Marx’ın emek değer kuramı, paranın tarihi ve işlevini de açıklar, gelişmiş bir kapitalist ülkenin kalifiye emekle üretilmiş ileri teknoloji malları 3. Dünyaya ihraç edildiğinde ve 3. Dünya ülkelerinin “emek yoğun” tarımsal malları o ülkelere ihraç edildiğinde, bu takas işleminden zararlı çıkan 3. Dünya ülkeleri oluyordu, Marx buna “eşitsiz mübadele” diyordu, ve dünya ülkeleri arasındaki kalkınma farkının, büyük küresel şirketlerin (kartel ve tröstlerin) dünyaya zaman içinde hakim olabilmelerinin asıl nedeni buydu.

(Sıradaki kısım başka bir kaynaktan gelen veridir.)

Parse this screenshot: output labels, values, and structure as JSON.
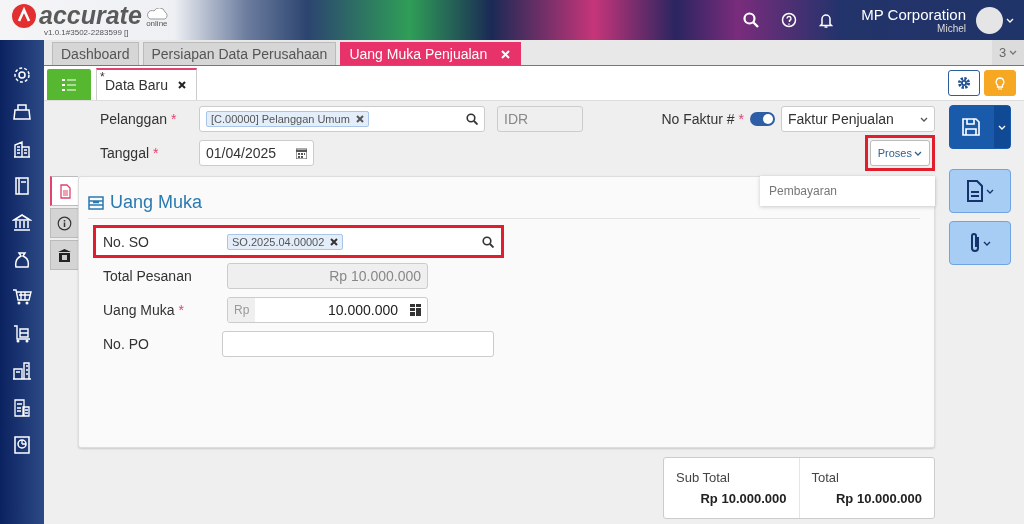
{
  "header": {
    "logo_text": "accurate",
    "logo_badge": "online",
    "version": "v1.0.1#3502-2283599 []",
    "company": "MP Corporation",
    "user": "Michel"
  },
  "tabs": [
    {
      "label": "Dashboard",
      "selected": false,
      "closable": false
    },
    {
      "label": "Persiapan Data Perusahaan",
      "selected": false,
      "closable": false
    },
    {
      "label": "Uang Muka Penjualan",
      "selected": true,
      "closable": true
    }
  ],
  "tab_overflow": {
    "count": "3"
  },
  "subtabs": [
    {
      "label": "Data Baru",
      "modified_mark": "*",
      "selected": true
    }
  ],
  "header_fields": {
    "pelanggan": {
      "label": "Pelanggan",
      "required_mark": "*",
      "chip": "[C.00000] Pelanggan Umum"
    },
    "currency": {
      "value": "IDR"
    },
    "tanggal": {
      "label": "Tanggal",
      "required_mark": "*",
      "value": "01/04/2025"
    },
    "no_faktur": {
      "label": "No Faktur #",
      "required_mark": "*",
      "auto_number": true,
      "value": "Faktur Penjualan"
    },
    "proses": {
      "label": "Proses",
      "highlighted": true,
      "menu": [
        "Pembayaran"
      ]
    }
  },
  "side_tabs": [
    {
      "kind": "document",
      "selected": true
    },
    {
      "kind": "info",
      "selected": false
    },
    {
      "kind": "bank",
      "selected": false
    }
  ],
  "section": {
    "title": "Uang Muka",
    "fields": [
      {
        "kind": "chip",
        "label": "No. SO",
        "value": "SO.2025.04.00002",
        "highlighted": true
      },
      {
        "kind": "readonly",
        "label": "Total Pesanan",
        "value": "Rp 10.000.000",
        "highlighted": false
      },
      {
        "kind": "currency",
        "label": "Uang Muka",
        "required_mark": "*",
        "prefix": "Rp",
        "value": "10.000.000",
        "highlighted": false
      },
      {
        "kind": "text",
        "label": "No. PO",
        "highlighted": false
      }
    ]
  },
  "totals": [
    {
      "label": "Sub Total",
      "value": "Rp 10.000.000"
    },
    {
      "label": "Total",
      "value": "Rp 10.000.000"
    }
  ]
}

Marx, bir ömür alan “Kapital” isimli anıtsal eserinde kapitalist medeniyette periyodik bunalımlara neden olabilecek bir başka soruna da dikkat çekiyordu: Sermaye diyordu Marx, yeni pazarları ele geçirmek, rekabet avantajı sağlamak için üretim ölçeğini sürekli büyütmek, böylelikle sabit maliyetlerin oranını azaltarak birim maliyetlerini düşürmek zorundadır, ama bir yandan dünyada faaliyet gösteren toplam sermaye emeğin fiyatı olan ücretleri de düşük tutmak zorundadır, bu çelişki alım gücünün sürekli düşmesi ve piyasada satılamayan aşırı bir mal stoğunun kalması demek olacaktır, Marx’ın bu öngörüsü birkaç yüzyıllık kriz incelemesi yapan Rus iktisatçı Kontradief’in “dalgalar yaklaşımı” ile doğrulandı, kapitalizm dünya savaşlarına da yol açmış olan düzenli bunalım çevrimlerine sahipti.

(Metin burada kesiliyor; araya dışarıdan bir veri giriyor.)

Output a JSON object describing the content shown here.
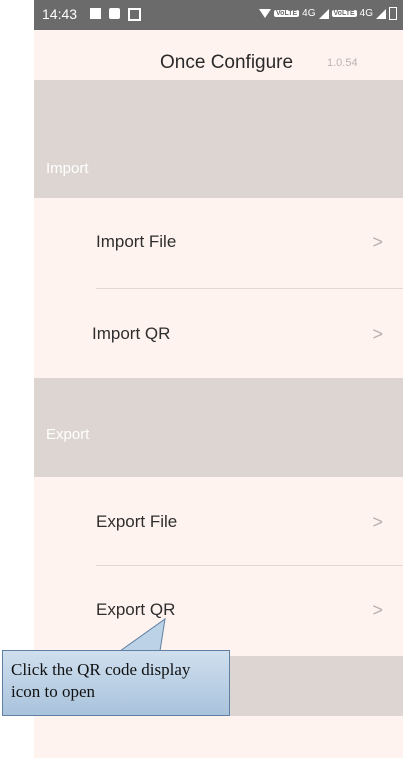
{
  "status_bar": {
    "time": "14:43",
    "network_left": "4G",
    "network_right": "4G",
    "volte": "VoLTE",
    "icons": [
      "image-icon",
      "message-icon",
      "barcode-icon",
      "wifi-icon",
      "signal-icon",
      "battery-icon"
    ]
  },
  "header": {
    "title": "Once Configure",
    "version": "1.0.54"
  },
  "sections": {
    "import": {
      "label": "Import",
      "items": [
        {
          "label": "Import File",
          "chevron": ">"
        },
        {
          "label": "Import QR",
          "chevron": ">"
        }
      ]
    },
    "export": {
      "label": "Export",
      "items": [
        {
          "label": "Export File",
          "chevron": ">"
        },
        {
          "label": "Export QR",
          "chevron": ">"
        }
      ]
    }
  },
  "callout": {
    "line1": "Click the QR code display",
    "line2": "icon to open"
  },
  "colors": {
    "background": "#fff3ef",
    "section_header": "#dcd5d2",
    "status_bar": "#6b6b6b",
    "callout_fill": "#bcd2e7",
    "callout_border": "#5f7fa3"
  }
}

2. dünya savaşından sonra Avrupa, arkasına uzun kolonyalist geçmişin birikmiş servetini de alarak Keynezyen ekonomi politikasının hakim olduğu bir canlanma dönemine girdi, 1970’lerin ortalarına kadar sürdü bu süreç, ancak petro-dolar krizi ve yeni bir aşırı üretim bunalımı 1980’lerin hemen başında gelişmiş dünyada neo-liberalizm adı altında yeni bir saldırı dalgasını başlattı, emekçiler on yıllar içinde o refah döneminin haklarını birer birer kaybetmeye başladılar, ABD ve Avrupa’da zaman zaman alevlenen toplu grevler işte bu saldırılara karşı emek cephesinin cevapları..

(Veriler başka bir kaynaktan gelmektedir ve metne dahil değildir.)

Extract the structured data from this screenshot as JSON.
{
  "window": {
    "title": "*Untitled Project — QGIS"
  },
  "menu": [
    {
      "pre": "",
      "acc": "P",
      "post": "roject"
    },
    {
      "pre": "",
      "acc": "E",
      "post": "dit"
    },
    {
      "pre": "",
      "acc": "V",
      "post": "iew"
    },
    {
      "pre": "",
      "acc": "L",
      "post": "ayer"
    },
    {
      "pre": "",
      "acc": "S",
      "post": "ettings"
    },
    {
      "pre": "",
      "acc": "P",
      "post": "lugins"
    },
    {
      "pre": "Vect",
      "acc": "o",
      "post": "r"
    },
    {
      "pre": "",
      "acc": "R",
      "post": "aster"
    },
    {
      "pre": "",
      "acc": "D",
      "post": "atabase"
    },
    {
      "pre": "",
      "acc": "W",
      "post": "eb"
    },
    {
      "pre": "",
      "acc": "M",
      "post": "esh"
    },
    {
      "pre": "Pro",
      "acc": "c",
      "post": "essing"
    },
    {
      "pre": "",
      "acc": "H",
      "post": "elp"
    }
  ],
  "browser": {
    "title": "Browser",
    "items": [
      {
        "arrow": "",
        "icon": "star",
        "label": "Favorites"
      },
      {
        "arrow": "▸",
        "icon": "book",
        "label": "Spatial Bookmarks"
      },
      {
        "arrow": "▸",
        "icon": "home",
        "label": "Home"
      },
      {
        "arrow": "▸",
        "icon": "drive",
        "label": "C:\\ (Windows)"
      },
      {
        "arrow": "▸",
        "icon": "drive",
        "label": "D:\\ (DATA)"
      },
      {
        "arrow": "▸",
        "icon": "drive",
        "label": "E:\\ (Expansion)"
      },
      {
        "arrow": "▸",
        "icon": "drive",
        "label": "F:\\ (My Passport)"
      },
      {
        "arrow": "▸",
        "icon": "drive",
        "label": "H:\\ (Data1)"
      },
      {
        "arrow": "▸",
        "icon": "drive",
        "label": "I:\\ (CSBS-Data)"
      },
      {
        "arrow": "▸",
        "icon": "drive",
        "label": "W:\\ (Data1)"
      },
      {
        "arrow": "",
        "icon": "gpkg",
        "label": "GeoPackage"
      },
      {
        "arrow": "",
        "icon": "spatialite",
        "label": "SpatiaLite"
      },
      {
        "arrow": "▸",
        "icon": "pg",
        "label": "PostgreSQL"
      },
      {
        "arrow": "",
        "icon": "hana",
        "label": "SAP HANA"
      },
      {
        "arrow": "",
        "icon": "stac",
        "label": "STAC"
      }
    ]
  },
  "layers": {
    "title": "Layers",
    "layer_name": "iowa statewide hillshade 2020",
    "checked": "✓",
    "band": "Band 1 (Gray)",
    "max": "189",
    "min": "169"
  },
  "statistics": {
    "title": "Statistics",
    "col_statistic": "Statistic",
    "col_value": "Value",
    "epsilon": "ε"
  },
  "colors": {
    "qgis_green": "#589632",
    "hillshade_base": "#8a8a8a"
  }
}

Global şirketler internet vasıtasıyla uluslararası karlarını rahatça gerçekleştirmesine rağmen, 2008’de başgösteren finans krizi hala Avrupa emekçilerini vuruyor, binlerce emekçi dünyanın en büyük endüstriyel kuruluşları, otomotiv, bankacılık sektörü tarafından kapı önüne koyuluyor, peki dünya sermayesi buna nasıl bir çözüm buldu? Rekabet için yine emeği sömürme yolunda üretim hatlarını dünyanın en ucuz emek ücretlerinin olduğu Çin ve Hindistan, Asya ülkelerine kaydırarak… Sadece global şirketler değil, ABD ve Avrupa’da büyük- orta ölçekli sanayi kuruluşları (iPhone, Xerox bile!), internetin sağladığı olanaklar nedeniyle emeğin sosyal haklarından kaçınmak üzere, Müşteri Hizmetleri benzeri operasyonları için kendi ülkeleri dışında yaşayan, Freelance çalışan kişileri tercih ediyorlar. Batılı ülkelerde bile emekçilerin hakları hızla tırpanlanırken, birikmiş para sermayenin toplandığı mali havuz reel üretim karşısında yerel pazarlarda daha yüksek kar arayan spekülatif bir kimliğe bürünmüş durumda, global şirketler rekabet süreçlerinde bir yük olarak gördükleri mavi yakalı emekçilerin rutin iş süreçlerinde yerini kademeli olarak robotların alması için “Yapay Zeka” projelerine inanılmaz büyük yatırımlar yapıyorlar, bu konuda oldukça mesafe kaydetmiş durumdalar ve bu gelişme tüm dünyadaki mavi yakalılar için büyük bir tensikat riski teşkil ediyor.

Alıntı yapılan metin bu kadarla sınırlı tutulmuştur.